Mesmo que haja expectativa de uma retomada mais concreta das viagens em 2022 com o avanço da vacinação, negócios que atuam no setor precisaram se reinventar para atender às novas demandas dos clientes, que envolvem da maior retenção de gastos à busca por soluções que integram todos os elementos da viagem em uma única plataforma.
“A empresa precisa atender a dois stakeholders”, conta Leonardo Bastos, CEO da Kennedy Viagens Corporativas, que disponibiliza uma plataforma de gerenciamento de todo o processo da viagem. “Um é o colaborador, a pessoa que faz uso da plataforma. Tem que mapear a jornada desse consumidor para entender como melhorar a experiência dele, trazer facilidade de uso e acessibilidade às informações”, explica. “Outro ponto é o gestor que faz o gerenciamento e precisa ter as informações com transparência, obter os dados de forma rápida e prática e saber que tudo que a empresa desenhou como política de viagens vai ser respeitado no momento da compra.”
Segundo ele, as plataformas B2C para viagens corporativas já caíram em desuso. “São necessidades diferentes. As viagens corporativas têm regras e demandas que a plataforma B2C não consegue atender. O consumidor tem, além da viagem, as despesas no destino dele. Essa gestão precisa aparecer de forma clara”, exemplifica. “É a hospedagem, o táxi, a alimentação. Hoje contemplar esses gastos de forma unificada, para que o gestor tenha o custo real da viagem, se tornou necessário e estratégico.”

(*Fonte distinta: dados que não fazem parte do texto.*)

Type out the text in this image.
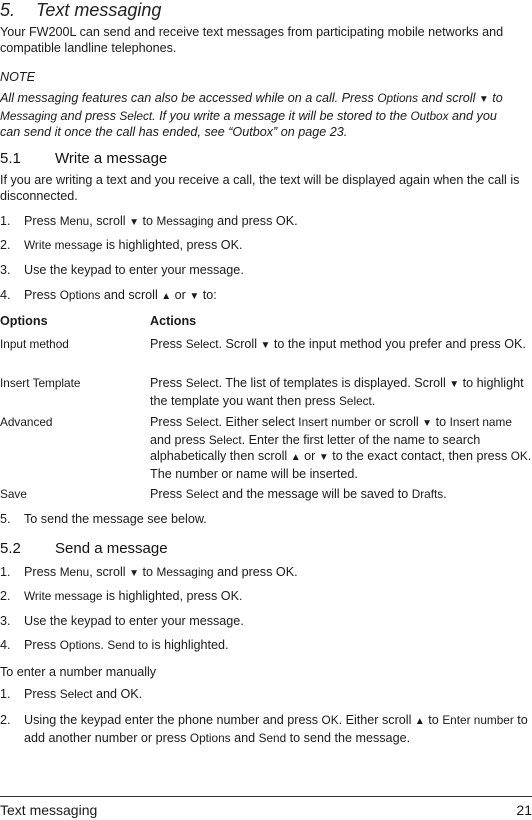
5. Text messaging
Your FW200L can send and receive text messages from participating mobile networks and compatible landline telephones.
NOTE
All messaging features can also be accessed while on a call. Press Options and scroll ▼ to
Messaging and press Select. If you write a message it will be stored to the Outbox and you
can send it once the call has ended, see “Outbox” on page 23.
5.1 Write a message
If you are writing a text and you receive a call, the text will be displayed again when the call is disconnected.
1. Press Menu, scroll ▼ to Messaging and press OK.
2. Write message is highlighted, press OK.
3. Use the keypad to enter your message.
4. Press Options and scroll ▲ or ▼ to:
Options	Actions
Input method	Press Select. Scroll ▼ to the input method you prefer and press OK.
Insert Template	Press Select. The list of templates is displayed. Scroll ▼ to highlight the template you want then press Select.
Advanced	Press Select. Either select Insert number or scroll ▼ to Insert name and press Select. Enter the first letter of the name to search alphabetically then scroll ▲ or ▼ to the exact contact, then press OK. The number or name will be inserted.
Save	Press Select and the message will be saved to Drafts.
5. To send the message see below.
5.2 Send a message
1. Press Menu, scroll ▼ to Messaging and press OK.
2. Write message is highlighted, press OK.
3. Use the keypad to enter your message.
4. Press Options. Send to is highlighted.
To enter a number manually
1. Press Select and OK.
2. Using the keypad enter the phone number and press OK. Either scroll ▲ to Enter number to add another number or press Options and Send to send the message.
Text messaging	21
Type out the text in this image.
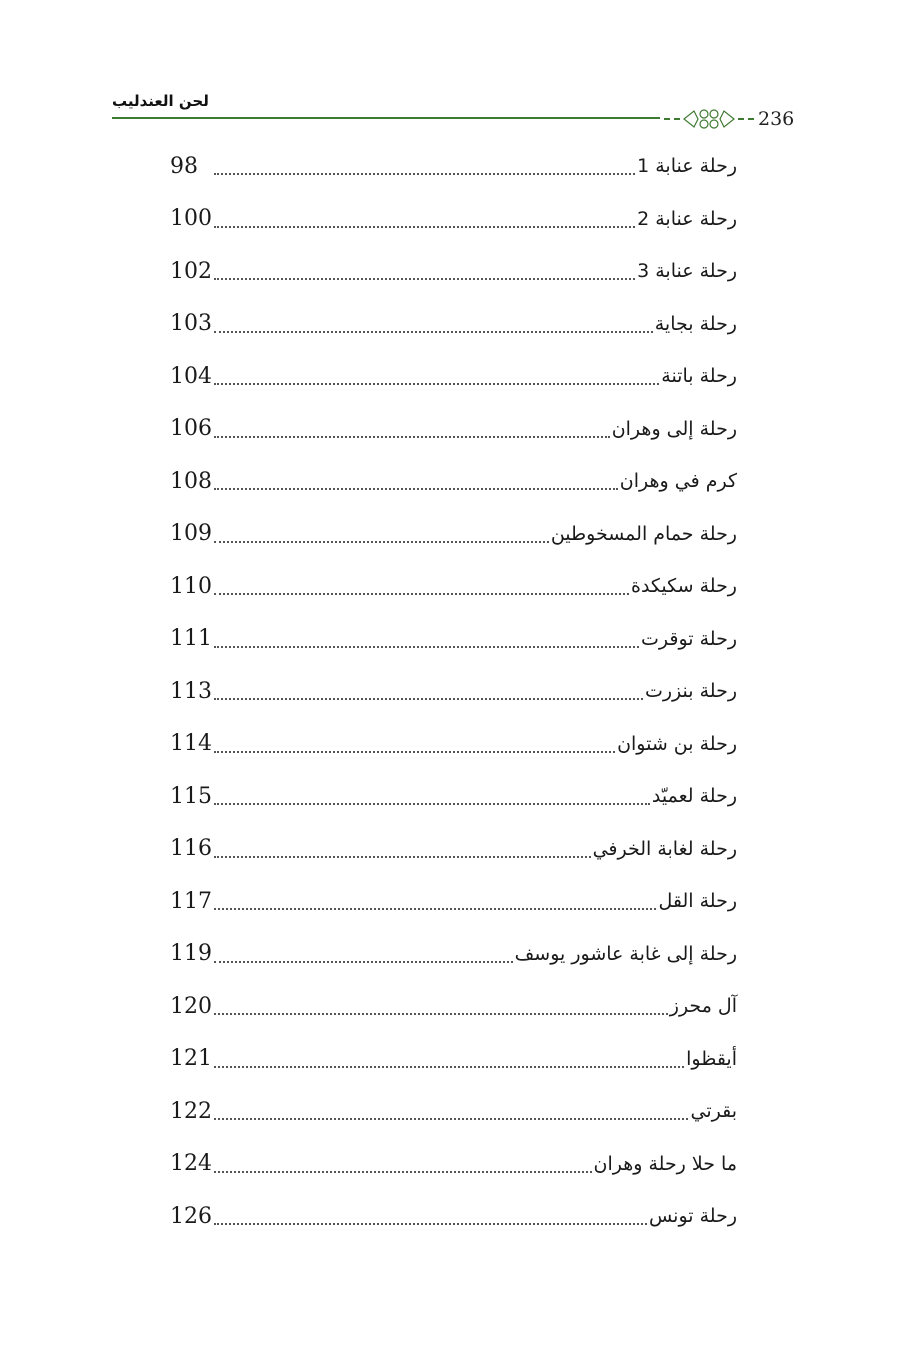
لحن العندليب
236
رحلة عنابة 1
98
رحلة عنابة 2
100
رحلة عنابة 3
102
رحلة بجاية
103
رحلة باتنة
104
رحلة إلى وهران
106
كرم في وهران
108
رحلة حمام المسخوطين
109
رحلة سكيكدة
110
رحلة توقرت
111
رحلة بنزرت
113
رحلة بن شتوان
114
رحلة لعميّد
115
رحلة لغابة الخرفي
116
رحلة القل
117
رحلة إلى غابة عاشور يوسف
119
آل محرز
120
أيقظوا
121
بقرتي
122
ما حلا رحلة وهران
124
رحلة تونس
126
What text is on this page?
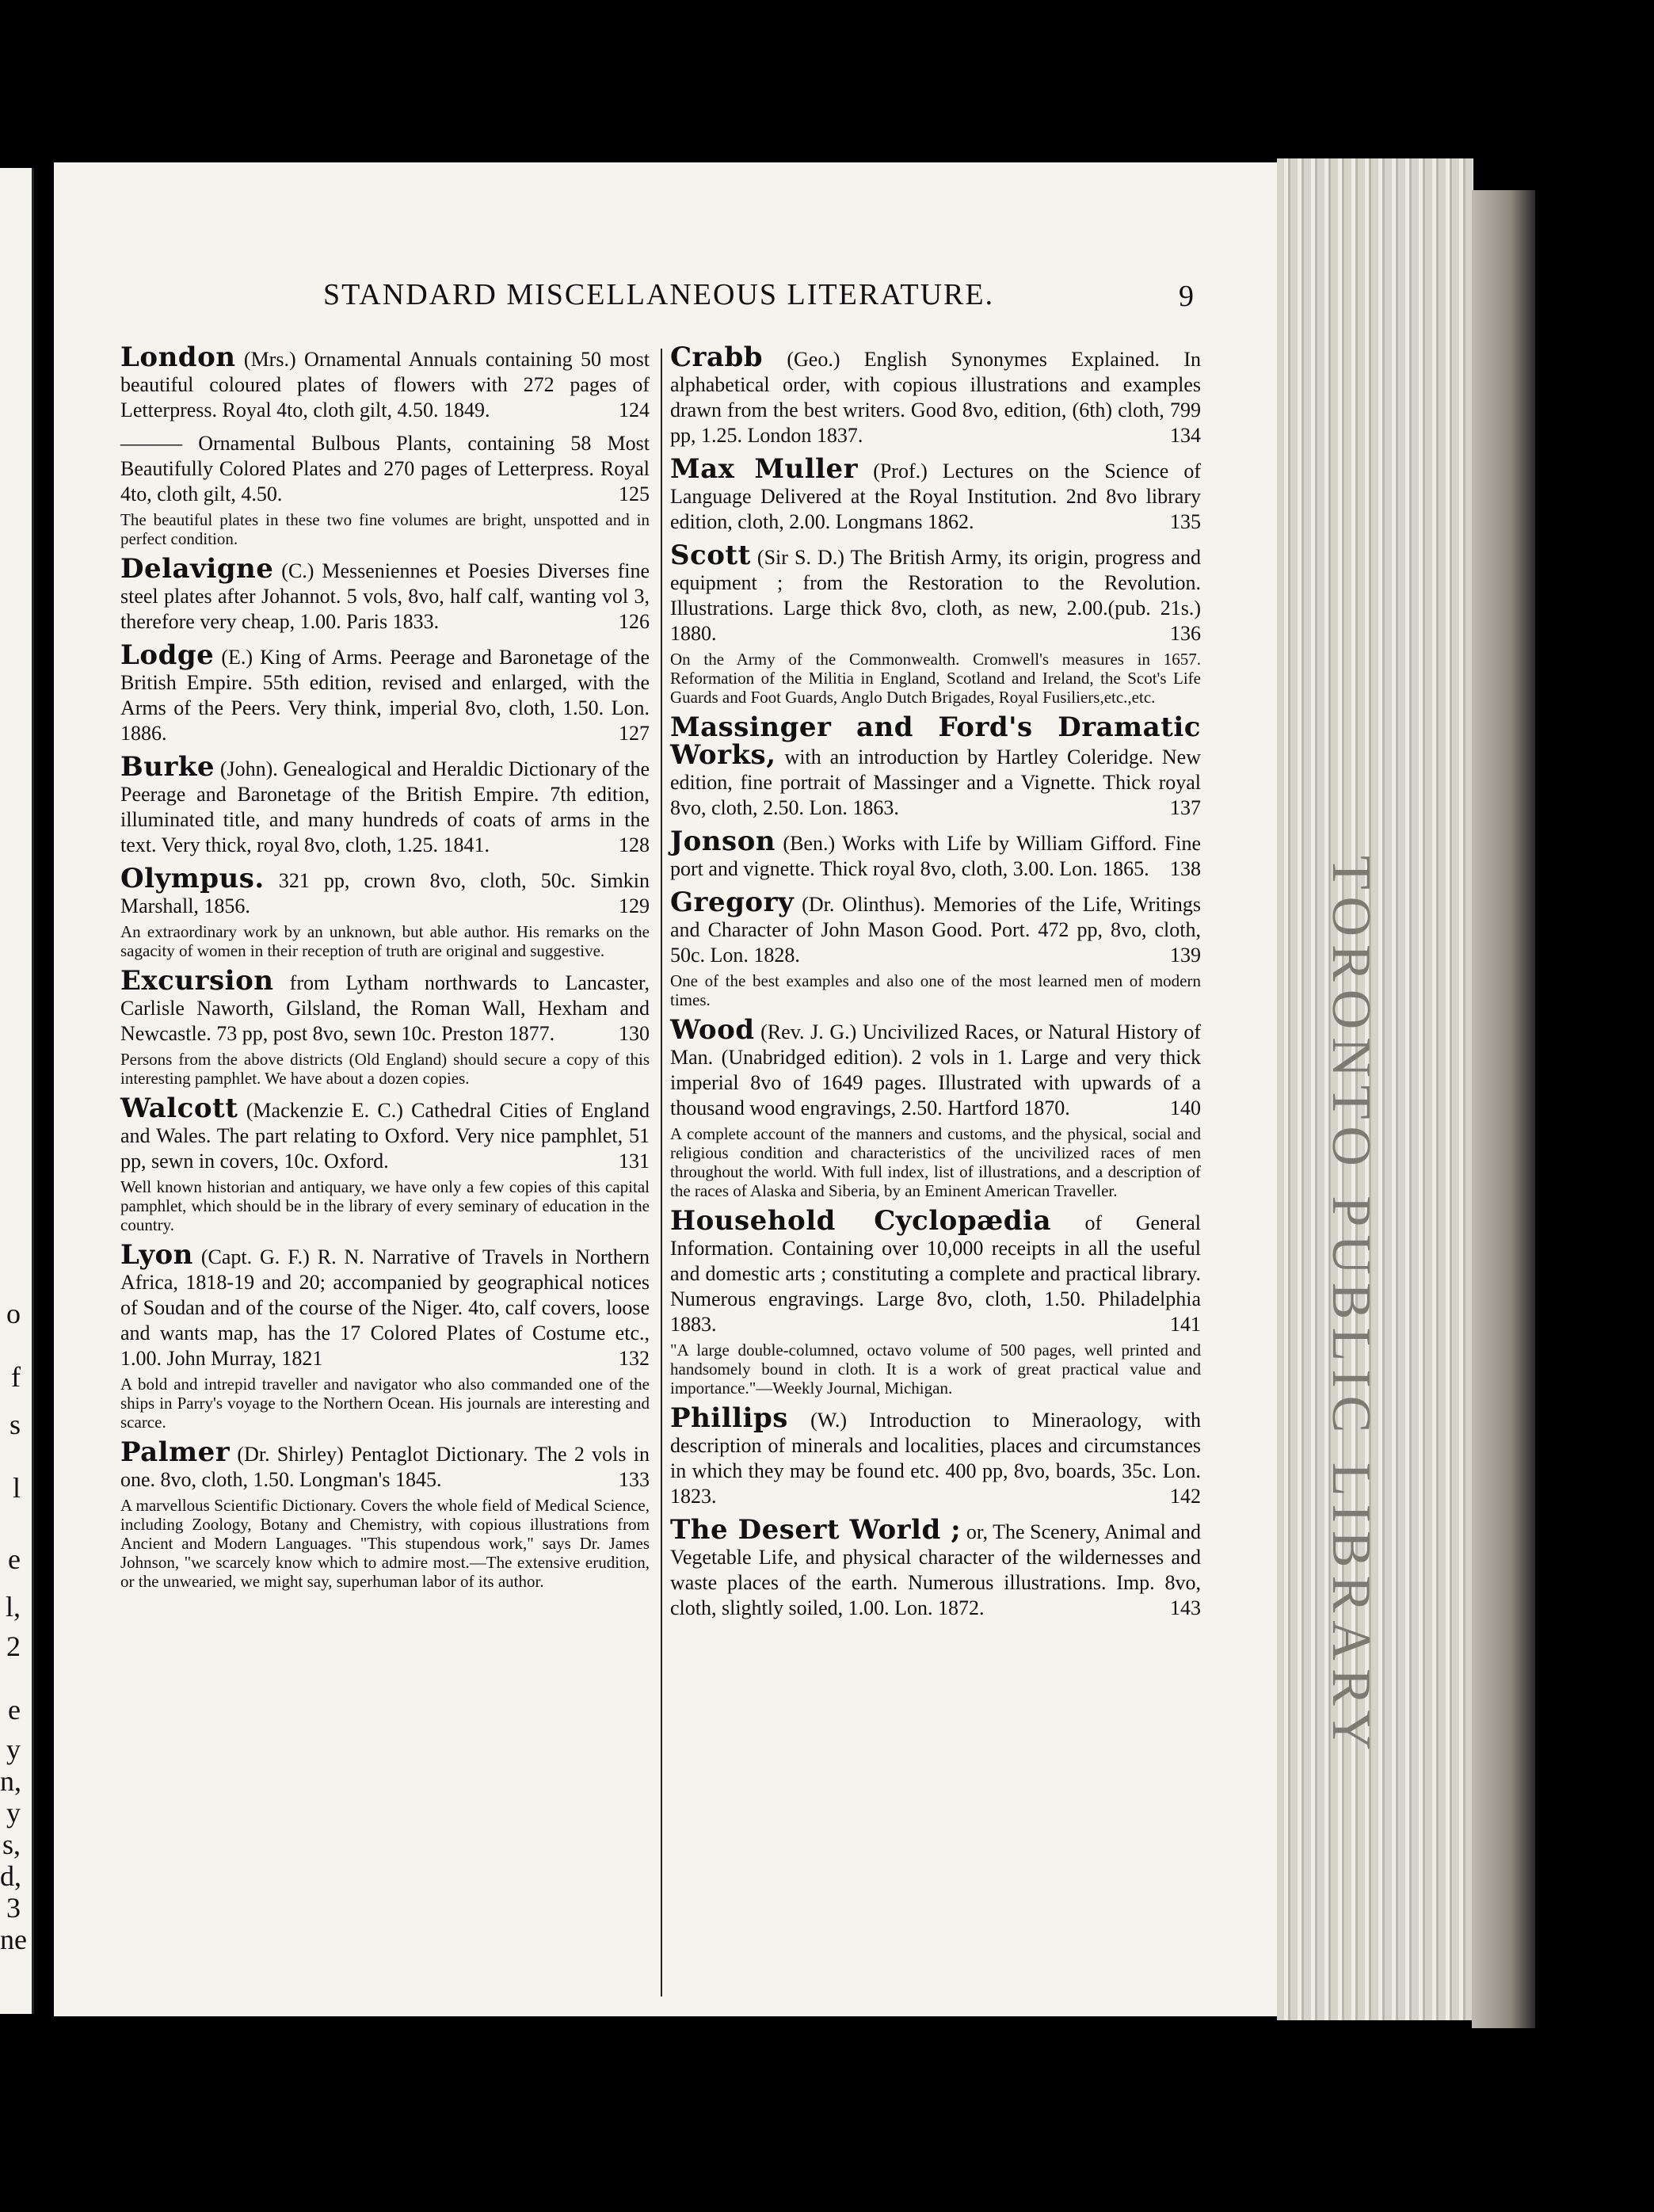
o
f
s
l
e
l,
2
e
y
n,
y
s,
d,
3
ne
TORONTO PUBLIC LIBRARY
STANDARD MISCELLANEOUS LITERATURE.	9
London (Mrs.) Ornamental Annuals containing 50 most beautiful coloured plates of flowers with 272 pages of Letterpress. Royal 4to, cloth gilt, 4.50. 1849.	124
——— Ornamental Bulbous Plants, containing 58 Most Beautifully Colored Plates and 270 pages of Letterpress. Royal 4to, cloth gilt, 4.50.	125
The beautiful plates in these two fine volumes are bright, unspotted and in perfect condition.
Delavigne (C.) Messeniennes et Poesies Diverses fine steel plates after Johannot. 5 vols, 8vo, half calf, wanting vol 3, therefore very cheap, 1.00. Paris 1833.	126
Lodge (E.) King of Arms. Peerage and Baronetage of the British Empire. 55th edition, revised and enlarged, with the Arms of the Peers. Very think, imperial 8vo, cloth, 1.50. Lon. 1886.	127
Burke (John). Genealogical and Heraldic Dictionary of the Peerage and Baronetage of the British Empire. 7th edition, illuminated title, and many hundreds of coats of arms in the text. Very thick, royal 8vo, cloth, 1.25. 1841.	128
Olympus. 321 pp, crown 8vo, cloth, 50c. Simkin Marshall, 1856.	129
An extraordinary work by an unknown, but able author. His remarks on the sagacity of women in their reception of truth are original and suggestive.
Excursion from Lytham northwards to Lancaster, Carlisle Naworth, Gilsland, the Roman Wall, Hexham and Newcastle. 73 pp, post 8vo, sewn 10c. Preston 1877.	130
Persons from the above districts (Old England) should secure a copy of this interesting pamphlet. We have about a dozen copies.
Walcott (Mackenzie E. C.) Cathedral Cities of England and Wales. The part relating to Oxford. Very nice pamphlet, 51 pp, sewn in covers, 10c. Oxford.	131
Well known historian and antiquary, we have only a few copies of this capital pamphlet, which should be in the library of every seminary of education in the country.
Lyon (Capt. G. F.) R. N. Narrative of Travels in Northern Africa, 1818-19 and 20; accompanied by geographical notices of Soudan and of the course of the Niger. 4to, calf covers, loose and wants map, has the 17 Colored Plates of Costume etc., 1.00. John Murray, 1821	132
A bold and intrepid traveller and navigator who also commanded one of the ships in Parry's voyage to the Northern Ocean. His journals are interesting and scarce.
Palmer (Dr. Shirley) Pentaglot Dictionary. The 2 vols in one. 8vo, cloth, 1.50. Longman's 1845.	133
A marvellous Scientific Dictionary. Covers the whole field of Medical Science, including Zoology, Botany and Chemistry, with copious illustrations from Ancient and Modern Languages. "This stupendous work," says Dr. James Johnson, "we scarcely know which to admire most.—The extensive erudition, or the unwearied, we might say, superhuman labor of its author.
Crabb (Geo.) English Synonymes Explained. In alphabetical order, with copious illustrations and examples drawn from the best writers. Good 8vo, edition, (6th) cloth, 799 pp, 1.25. London 1837.	134
Max Muller (Prof.) Lectures on the Science of Language Delivered at the Royal Institution. 2nd 8vo library edition, cloth, 2.00. Longmans 1862.	135
Scott (Sir S. D.) The British Army, its origin, progress and equipment ; from the Restoration to the Revolution. Illustrations. Large thick 8vo, cloth, as new, 2.00.(pub. 21s.) 1880.	136
On the Army of the Commonwealth. Cromwell's measures in 1657. Reformation of the Militia in England, Scotland and Ireland, the Scot's Life Guards and Foot Guards, Anglo Dutch Brigades, Royal Fusiliers,etc.,etc.
Massinger and Ford's Dramatic Works, with an introduction by Hartley Coleridge. New edition, fine portrait of Massinger and a Vignette. Thick royal 8vo, cloth, 2.50. Lon. 1863.	137
Jonson (Ben.) Works with Life by William Gifford. Fine port and vignette. Thick royal 8vo, cloth, 3.00. Lon. 1865. 138
Gregory (Dr. Olinthus). Memories of the Life, Writings and Character of John Mason Good. Port. 472 pp, 8vo, cloth, 50c. Lon. 1828.	139
One of the best examples and also one of the most learned men of modern times.
Wood (Rev. J. G.) Uncivilized Races, or Natural History of Man. (Unabridged edition). 2 vols in 1. Large and very thick imperial 8vo of 1649 pages. Illustrated with upwards of a thousand wood engravings, 2.50. Hartford 1870.	140
A complete account of the manners and customs, and the physical, social and religious condition and characteristics of the uncivilized races of men throughout the world. With full index, list of illustrations, and a description of the races of Alaska and Siberia, by an Eminent American Traveller.
Household Cyclopædia of General Information. Containing over 10,000 receipts in all the useful and domestic arts ; constituting a complete and practical library. Numerous engravings. Large 8vo, cloth, 1.50. Philadelphia 1883.	141
"A large double-columned, octavo volume of 500 pages, well printed and handsomely bound in cloth. It is a work of great practical value and importance."—Weekly Journal, Michigan.
Phillips (W.) Introduction to Mineraology, with description of minerals and localities, places and circumstances in which they may be found etc. 400 pp, 8vo, boards, 35c. Lon. 1823.	142
The Desert World ; or, The Scenery, Animal and Vegetable Life, and physical character of the wildernesses and waste places of the earth. Numerous illustrations. Imp. 8vo, cloth, slightly soiled, 1.00. Lon. 1872.	143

Após ver uma queda de 93% no faturamento entre abril e maio de 2020 - período em que a Kennedy focou no treinamento dos colaboradores -, Bastos conta que a recuperação tem sido boa. De 2019 para cá, o faturamento subiu 57% e a base de novos clientes cresceu 73%. Além da plataforma integrada, uma das sacadas inovadoras foi a criação de um produto chamado Missão SP, que leva mais de 50 gestores e empresários para conhecer a cultura e estratégias de grandes organizações sediadas na capital paulista, como Facebook, Ambev, Stone e XP. A primeira viagem, prevista para o segundo semestre, já tem fila de espera, segundo ele.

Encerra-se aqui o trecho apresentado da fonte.